A major milestone was met in 2015 when the College secured conservation easements on the 1,000-acre preserve, taking extraordinary action to ensure strong legal protection against any development, and permanently protecting the Glen as a nature preserve. Proceeds received by the College for the conservation easements were placed in an endowment at The Dayton Foundation to provide for ongoing stewardship.
The College continues to act to protect the Glen for future Antiochians and for the greater community. The Glen’s importance as an educational resource for students and faculty won’t change.
“Treasured by Antioch College students, alumni, faculty, and staff for generations, the Glen has evolved from being an extension of our campus, as Birch intended, into an invaluable natural and community resource, and popular tourist destination,” Antioch College President Tom Manley says. “The College has taken numerous steps to expand and protect the Glen, culminating in the conservation easements, which ensure that the land can never be developed. It is now time to take the next right step in maintaining public accessibility by putting the Glen in community hands.”
The College and the GHA board have quietly been exploring options with the common goal of both protecting the Glen Helen and providing public access in an environmentally responsible way. The College will receive approximately $2.5 million over a 10 year period as partial reimbursement for decades of investment in the Glen. Once the agreement is finalized, the GHA will assume ownership of the Glen and take on management and operations. The agreement will include terms for a strategic collaboration, joint programming, and continuing access for faculty and students for academic purposes.

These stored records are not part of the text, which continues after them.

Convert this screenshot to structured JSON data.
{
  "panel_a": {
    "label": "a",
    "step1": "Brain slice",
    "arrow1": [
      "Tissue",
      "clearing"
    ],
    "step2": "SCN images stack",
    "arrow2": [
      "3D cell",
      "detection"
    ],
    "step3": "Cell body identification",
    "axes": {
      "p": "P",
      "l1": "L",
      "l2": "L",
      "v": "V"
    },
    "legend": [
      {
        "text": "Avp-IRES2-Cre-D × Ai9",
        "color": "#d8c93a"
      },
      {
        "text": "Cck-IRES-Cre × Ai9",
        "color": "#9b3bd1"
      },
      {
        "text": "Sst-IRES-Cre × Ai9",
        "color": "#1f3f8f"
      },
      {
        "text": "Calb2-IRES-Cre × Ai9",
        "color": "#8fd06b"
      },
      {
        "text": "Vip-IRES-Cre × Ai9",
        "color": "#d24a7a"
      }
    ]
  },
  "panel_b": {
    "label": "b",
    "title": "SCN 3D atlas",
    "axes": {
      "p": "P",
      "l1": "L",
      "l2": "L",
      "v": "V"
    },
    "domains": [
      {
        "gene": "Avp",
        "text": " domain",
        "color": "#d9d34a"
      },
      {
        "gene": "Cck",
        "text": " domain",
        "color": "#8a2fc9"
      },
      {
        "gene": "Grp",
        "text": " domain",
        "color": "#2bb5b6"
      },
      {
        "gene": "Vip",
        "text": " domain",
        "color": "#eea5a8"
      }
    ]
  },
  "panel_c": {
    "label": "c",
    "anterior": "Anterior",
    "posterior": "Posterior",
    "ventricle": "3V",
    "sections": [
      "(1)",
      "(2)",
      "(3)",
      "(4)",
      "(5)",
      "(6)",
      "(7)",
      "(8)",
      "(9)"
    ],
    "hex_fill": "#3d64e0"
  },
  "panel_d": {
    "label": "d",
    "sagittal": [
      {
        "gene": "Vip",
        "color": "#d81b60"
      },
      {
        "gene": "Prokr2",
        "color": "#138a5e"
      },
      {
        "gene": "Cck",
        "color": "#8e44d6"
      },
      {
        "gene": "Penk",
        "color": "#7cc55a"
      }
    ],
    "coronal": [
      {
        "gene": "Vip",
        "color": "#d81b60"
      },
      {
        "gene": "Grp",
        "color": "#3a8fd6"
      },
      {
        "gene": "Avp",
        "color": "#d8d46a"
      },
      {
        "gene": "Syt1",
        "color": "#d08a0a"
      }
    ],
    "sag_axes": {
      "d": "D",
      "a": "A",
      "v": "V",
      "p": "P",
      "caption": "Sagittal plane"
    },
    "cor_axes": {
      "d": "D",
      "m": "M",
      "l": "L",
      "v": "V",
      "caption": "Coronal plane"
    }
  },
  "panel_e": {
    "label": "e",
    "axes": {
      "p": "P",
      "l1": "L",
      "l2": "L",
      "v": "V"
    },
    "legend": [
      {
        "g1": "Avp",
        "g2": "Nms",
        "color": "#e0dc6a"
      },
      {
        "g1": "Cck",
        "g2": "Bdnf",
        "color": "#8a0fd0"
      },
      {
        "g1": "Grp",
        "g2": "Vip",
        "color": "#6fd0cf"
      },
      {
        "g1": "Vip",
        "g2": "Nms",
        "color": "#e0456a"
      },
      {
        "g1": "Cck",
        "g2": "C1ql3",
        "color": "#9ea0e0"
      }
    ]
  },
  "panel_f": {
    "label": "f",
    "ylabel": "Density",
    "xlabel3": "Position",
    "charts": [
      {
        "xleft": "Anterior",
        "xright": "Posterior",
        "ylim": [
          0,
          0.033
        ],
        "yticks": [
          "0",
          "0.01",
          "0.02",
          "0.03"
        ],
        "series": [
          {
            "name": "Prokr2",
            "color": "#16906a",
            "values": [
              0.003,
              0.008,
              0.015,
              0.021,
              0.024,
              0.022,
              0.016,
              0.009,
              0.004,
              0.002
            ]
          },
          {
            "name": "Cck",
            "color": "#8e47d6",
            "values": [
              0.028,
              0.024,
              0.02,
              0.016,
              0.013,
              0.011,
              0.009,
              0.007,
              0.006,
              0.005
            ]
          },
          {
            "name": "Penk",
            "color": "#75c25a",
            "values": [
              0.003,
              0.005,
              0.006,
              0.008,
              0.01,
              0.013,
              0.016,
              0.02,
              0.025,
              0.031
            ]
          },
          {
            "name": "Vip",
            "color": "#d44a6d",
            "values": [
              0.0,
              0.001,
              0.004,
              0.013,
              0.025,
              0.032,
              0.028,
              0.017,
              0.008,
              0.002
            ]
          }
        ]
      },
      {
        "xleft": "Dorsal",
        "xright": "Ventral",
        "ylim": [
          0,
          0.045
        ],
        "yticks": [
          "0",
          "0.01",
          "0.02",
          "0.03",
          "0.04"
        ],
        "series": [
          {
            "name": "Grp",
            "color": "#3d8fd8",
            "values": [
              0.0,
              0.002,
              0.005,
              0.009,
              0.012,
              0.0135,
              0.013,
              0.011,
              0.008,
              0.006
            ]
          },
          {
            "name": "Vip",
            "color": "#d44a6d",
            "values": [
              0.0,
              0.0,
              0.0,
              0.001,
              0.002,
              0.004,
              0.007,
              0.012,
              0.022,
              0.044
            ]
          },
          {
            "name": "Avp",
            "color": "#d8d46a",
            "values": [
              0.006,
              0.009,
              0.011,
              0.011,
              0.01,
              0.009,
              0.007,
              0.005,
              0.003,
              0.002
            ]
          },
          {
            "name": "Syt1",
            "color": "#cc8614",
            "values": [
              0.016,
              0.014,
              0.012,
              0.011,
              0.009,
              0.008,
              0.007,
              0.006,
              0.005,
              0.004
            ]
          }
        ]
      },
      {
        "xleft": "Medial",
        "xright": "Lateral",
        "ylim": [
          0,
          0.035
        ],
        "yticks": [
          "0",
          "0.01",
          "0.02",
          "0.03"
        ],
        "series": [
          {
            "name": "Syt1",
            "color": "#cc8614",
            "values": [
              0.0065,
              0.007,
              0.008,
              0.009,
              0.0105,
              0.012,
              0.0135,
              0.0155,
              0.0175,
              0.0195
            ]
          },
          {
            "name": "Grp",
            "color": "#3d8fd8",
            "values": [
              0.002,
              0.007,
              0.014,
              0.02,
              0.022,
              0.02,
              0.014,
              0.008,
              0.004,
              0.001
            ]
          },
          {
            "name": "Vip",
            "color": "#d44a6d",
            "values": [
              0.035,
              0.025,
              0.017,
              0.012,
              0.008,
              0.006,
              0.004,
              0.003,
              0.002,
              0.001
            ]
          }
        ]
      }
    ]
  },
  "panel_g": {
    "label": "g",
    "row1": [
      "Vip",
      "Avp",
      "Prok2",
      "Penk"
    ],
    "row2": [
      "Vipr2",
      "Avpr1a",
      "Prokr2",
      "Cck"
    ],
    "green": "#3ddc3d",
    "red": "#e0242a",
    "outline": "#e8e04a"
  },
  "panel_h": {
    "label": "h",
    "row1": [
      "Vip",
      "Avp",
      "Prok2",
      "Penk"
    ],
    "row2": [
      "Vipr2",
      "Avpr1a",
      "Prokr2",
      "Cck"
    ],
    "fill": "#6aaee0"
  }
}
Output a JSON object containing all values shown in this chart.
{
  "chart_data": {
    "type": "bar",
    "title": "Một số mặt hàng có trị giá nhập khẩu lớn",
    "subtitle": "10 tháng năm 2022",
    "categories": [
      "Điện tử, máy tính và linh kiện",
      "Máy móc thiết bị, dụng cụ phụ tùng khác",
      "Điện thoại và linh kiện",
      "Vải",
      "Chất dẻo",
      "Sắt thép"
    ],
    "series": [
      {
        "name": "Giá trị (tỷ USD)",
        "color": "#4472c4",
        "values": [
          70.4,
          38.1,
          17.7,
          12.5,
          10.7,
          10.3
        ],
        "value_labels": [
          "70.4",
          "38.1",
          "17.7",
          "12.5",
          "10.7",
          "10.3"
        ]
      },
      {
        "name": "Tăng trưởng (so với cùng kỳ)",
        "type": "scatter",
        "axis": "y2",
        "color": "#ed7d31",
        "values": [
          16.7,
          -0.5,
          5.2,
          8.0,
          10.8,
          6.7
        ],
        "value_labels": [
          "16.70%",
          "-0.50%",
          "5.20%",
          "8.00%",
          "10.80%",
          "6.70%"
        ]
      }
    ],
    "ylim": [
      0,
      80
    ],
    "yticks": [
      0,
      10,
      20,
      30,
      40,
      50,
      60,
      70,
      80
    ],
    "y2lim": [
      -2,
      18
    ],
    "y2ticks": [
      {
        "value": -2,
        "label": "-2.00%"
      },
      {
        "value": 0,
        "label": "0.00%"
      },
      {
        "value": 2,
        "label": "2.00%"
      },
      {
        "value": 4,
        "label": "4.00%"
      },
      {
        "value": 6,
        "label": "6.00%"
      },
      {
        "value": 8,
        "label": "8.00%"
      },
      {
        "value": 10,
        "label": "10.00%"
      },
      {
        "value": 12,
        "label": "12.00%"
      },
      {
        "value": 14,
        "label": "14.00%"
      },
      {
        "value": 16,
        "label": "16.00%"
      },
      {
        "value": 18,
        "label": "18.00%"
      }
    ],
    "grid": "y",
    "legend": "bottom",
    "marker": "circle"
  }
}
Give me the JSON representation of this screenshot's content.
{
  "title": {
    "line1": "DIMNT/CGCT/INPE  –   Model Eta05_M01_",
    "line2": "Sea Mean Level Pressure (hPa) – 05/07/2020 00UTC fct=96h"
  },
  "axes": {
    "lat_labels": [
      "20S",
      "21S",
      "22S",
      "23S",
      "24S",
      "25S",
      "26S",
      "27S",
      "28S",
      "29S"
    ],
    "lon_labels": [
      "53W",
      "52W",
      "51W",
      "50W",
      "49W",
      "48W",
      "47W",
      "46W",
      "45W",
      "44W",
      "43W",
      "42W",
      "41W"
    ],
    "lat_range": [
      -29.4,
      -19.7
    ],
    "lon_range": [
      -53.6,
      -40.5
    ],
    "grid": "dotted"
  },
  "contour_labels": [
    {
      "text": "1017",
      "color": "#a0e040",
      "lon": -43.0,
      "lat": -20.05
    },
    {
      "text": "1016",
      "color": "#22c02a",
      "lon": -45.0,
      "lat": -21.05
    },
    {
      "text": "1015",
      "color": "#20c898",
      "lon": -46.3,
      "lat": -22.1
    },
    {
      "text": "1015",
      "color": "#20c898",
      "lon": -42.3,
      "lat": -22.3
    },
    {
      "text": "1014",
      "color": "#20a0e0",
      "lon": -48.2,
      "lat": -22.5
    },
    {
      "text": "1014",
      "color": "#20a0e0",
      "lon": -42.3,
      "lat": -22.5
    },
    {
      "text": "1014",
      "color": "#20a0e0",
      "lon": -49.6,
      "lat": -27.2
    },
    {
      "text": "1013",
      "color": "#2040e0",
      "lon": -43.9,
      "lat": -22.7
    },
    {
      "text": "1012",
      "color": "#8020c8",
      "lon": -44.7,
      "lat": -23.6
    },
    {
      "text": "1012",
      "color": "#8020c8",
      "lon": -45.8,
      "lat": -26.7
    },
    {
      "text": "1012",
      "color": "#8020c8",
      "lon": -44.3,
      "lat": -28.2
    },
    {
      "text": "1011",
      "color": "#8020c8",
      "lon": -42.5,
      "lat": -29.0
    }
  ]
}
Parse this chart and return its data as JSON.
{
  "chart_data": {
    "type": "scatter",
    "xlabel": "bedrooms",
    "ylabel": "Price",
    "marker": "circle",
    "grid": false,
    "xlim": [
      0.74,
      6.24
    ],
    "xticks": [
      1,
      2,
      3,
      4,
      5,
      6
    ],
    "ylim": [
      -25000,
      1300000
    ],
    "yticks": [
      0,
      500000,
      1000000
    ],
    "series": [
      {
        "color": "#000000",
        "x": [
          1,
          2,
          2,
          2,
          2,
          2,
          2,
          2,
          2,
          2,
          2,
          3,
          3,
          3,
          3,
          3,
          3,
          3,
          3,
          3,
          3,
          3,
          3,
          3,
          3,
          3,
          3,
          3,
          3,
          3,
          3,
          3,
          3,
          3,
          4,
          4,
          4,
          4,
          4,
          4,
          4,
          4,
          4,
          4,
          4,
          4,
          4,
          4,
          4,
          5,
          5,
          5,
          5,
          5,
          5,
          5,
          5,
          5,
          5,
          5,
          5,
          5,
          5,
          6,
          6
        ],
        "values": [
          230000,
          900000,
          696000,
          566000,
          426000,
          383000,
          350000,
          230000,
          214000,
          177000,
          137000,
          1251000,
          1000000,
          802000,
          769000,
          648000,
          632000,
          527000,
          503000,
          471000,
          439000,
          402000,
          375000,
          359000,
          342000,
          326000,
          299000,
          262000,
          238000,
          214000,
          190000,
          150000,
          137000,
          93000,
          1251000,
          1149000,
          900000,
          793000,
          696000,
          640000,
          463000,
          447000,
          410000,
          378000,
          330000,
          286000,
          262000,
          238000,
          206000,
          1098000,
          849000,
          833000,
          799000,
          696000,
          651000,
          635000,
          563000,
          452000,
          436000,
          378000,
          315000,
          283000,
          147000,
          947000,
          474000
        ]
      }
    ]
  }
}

“The transfer of the Glen to community hands makes perfect sense for the College, for the GHA, and for the community at-large. It also represents another exciting example of how Antioch is a new kind of college, where strategic partnerships and alliances provide new educational opportunities and help to drive innovation. This new agreement will make possible a strong working partnership between the College and the GHA, each with clearly defined roles and responsibilities,” explains Manley.
The Glen will now be stewarded by an organization whose sole mission is to protect it and make it available to the public. The College in turn will be able to focus on its core mission of delivering an exceptional applied liberal arts education to students, in partnership with organizations around the world through Antioch College Works, the College’s new program guaranteeing real-world work experience to all students and full-tuition scholarships for Pell-eligible students.
Antioch College has a long tradition of incubating ideas and organizations which grow beyond the College itself. The College is proud to have been the protectors and stewards of the Glen, and to be able to fully turn it over to the community.
“The people of the Miami Valley have really come to feel that the Glen belongs to the community, and now, with support from the community, this will become a reality,” says Bethany Gray, GHA president. “We will continue to work closely with the College in ways that are mutually beneficial.” Manley adds, “The Glen will remain an important part of the Antioch experience for our students, offering invaluable space for recreation, research, and reflection, at our doorstep.”
The College and the GHA expect the agreement to be finalized later this summer. The GHA will create and announce its plan for reopening the Glen.
Overview of Agreement Details
- Ownership of the Glen Helen will pass to the GHA once the agreement is finalized (likely at the end of the summer).
- The boards have settled on a payment to the College of approximately $2.5 million over a 10 year period with 60% of that total being paid in the 10th year.
- The Trust for Public Land assessed the value of the Glen Helen in 2012 to be over $4.6 million, not including the value of the buildings. When the easements were put in place, the College agreed to forgo development of the land in perpetuity, and the College placed approximately $2.5 million of the proceeds from the easement into a permanent endowment at The Dayton Foundation to benefit the Glen. That endowment will remain in place.
- The College’s own endowment includes approximately $500,000 which is restricted for the benefit of the Glen. That endowment will also remain in place.
- The name and rights to operate the Glen Helen Ecology Institute will remain with the College.
Glen staff will now be employees of the GHA rather than Antioch College. They will remain close collaborators, however, as we strengthen our partnership with the GHA including strategic collaboration and joint programming.
- Antioch Farm manager, Kat Christen, will move from the Glen to the College to continue her work.
- The Glen and the College will have a Strategic Collaboration Agreement, which will include provisions for collaborative work.